The category “appears poised for growth”, it added.
There are challenges, however, not least in matching the “remarkable versatility” of eggs, according to Alan Alvarez, an expert in nutrition and global health at the University of Leeds School of Food Science and Nutrition.
“Mimicking the properties that allow one single ingredient to be used perfectly for so many different things is very difficult to achieve,” he added.
Writing in the journal Foods in 2022, academics from Spain and Ireland said in-depth market studies are required to capture this emerging market’s challenges and opportunities.
“Qualitative and quantitative surveys considering different countries, continents, gender, age, education level, and income are for interest to understand consumers’ behaviours toward such a new market,” they added.

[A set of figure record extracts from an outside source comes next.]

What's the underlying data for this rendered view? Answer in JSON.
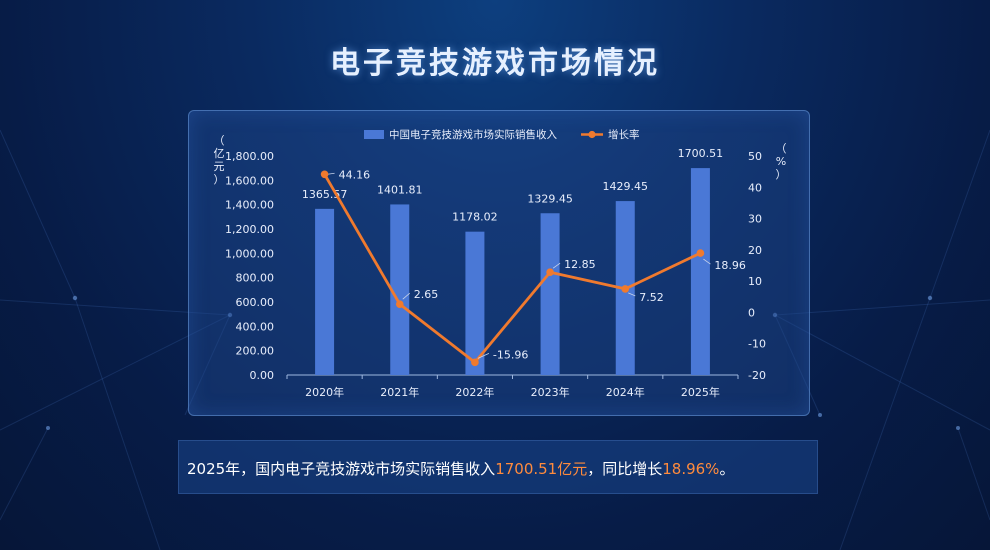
{
  "page": {
    "title": "电子竞技游戏市场情况"
  },
  "summary": {
    "prefix": "2025年，国内电子竞技游戏市场实际销售收入",
    "revenue": "1700.51亿元",
    "middle": "，同比增长",
    "growth": "18.96%",
    "suffix": "。"
  },
  "chart_data": {
    "type": "bar",
    "categories": [
      "2020年",
      "2021年",
      "2022年",
      "2023年",
      "2024年",
      "2025年"
    ],
    "series": [
      {
        "name": "中国电子竞技游戏市场实际销售收入",
        "type": "bar",
        "axis": "left",
        "values": [
          1365.57,
          1401.81,
          1178.02,
          1329.45,
          1429.45,
          1700.51
        ],
        "labels": [
          "1365.57",
          "1401.81",
          "1178.02",
          "1329.45",
          "1429.45",
          "1700.51"
        ],
        "color": "#4a78d6"
      },
      {
        "name": "增长率",
        "type": "line",
        "axis": "right",
        "values": [
          44.16,
          2.65,
          -15.96,
          12.85,
          7.52,
          18.96
        ],
        "labels": [
          "44.16",
          "2.65",
          "-15.96",
          "12.85",
          "7.52",
          "18.96"
        ],
        "color": "#f07a2e"
      }
    ],
    "ylabel_left": "（亿元）",
    "ylabel_right": "（%）",
    "ylim_left": [
      0,
      1800
    ],
    "yticks_left": [
      "0.00",
      "200.00",
      "400.00",
      "600.00",
      "800.00",
      "1,000.00",
      "1,200.00",
      "1,400.00",
      "1,600.00",
      "1,800.00"
    ],
    "ylim_right": [
      -20,
      50
    ],
    "yticks_right": [
      "-20",
      "-10",
      "0",
      "10",
      "20",
      "30",
      "40",
      "50"
    ],
    "legend_position": "top-center",
    "grid": false
  }
}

ProVeg International, an NGO working on food system change, has noted that neophobia – the nervousness of associated with trying something new – is one of several barriers to growth. The high cost associated with plant-based egg products and the lack of price parity with animal-based egg are others.
The price premium on plant-based eggs versus “real” eggs was 110% in 2024, according to GFI data – far higher than beef (14%) but lower than chicken (155%).
Sales of plant-based eggs were $46 million in 2023-24, with unit sales of 7 million. Meat and seafood combined managed $1.2 billion and 195 million respectively.
As Eat Just’s Tetrick has said, the biggest advantage, cost-wise, that brands like his have over a chicken egg is that roughly 53% of the cost of every egg comes from the soy and corn the chicken consumes. Egg companies “are stuck with that cost – we’re not”, he added.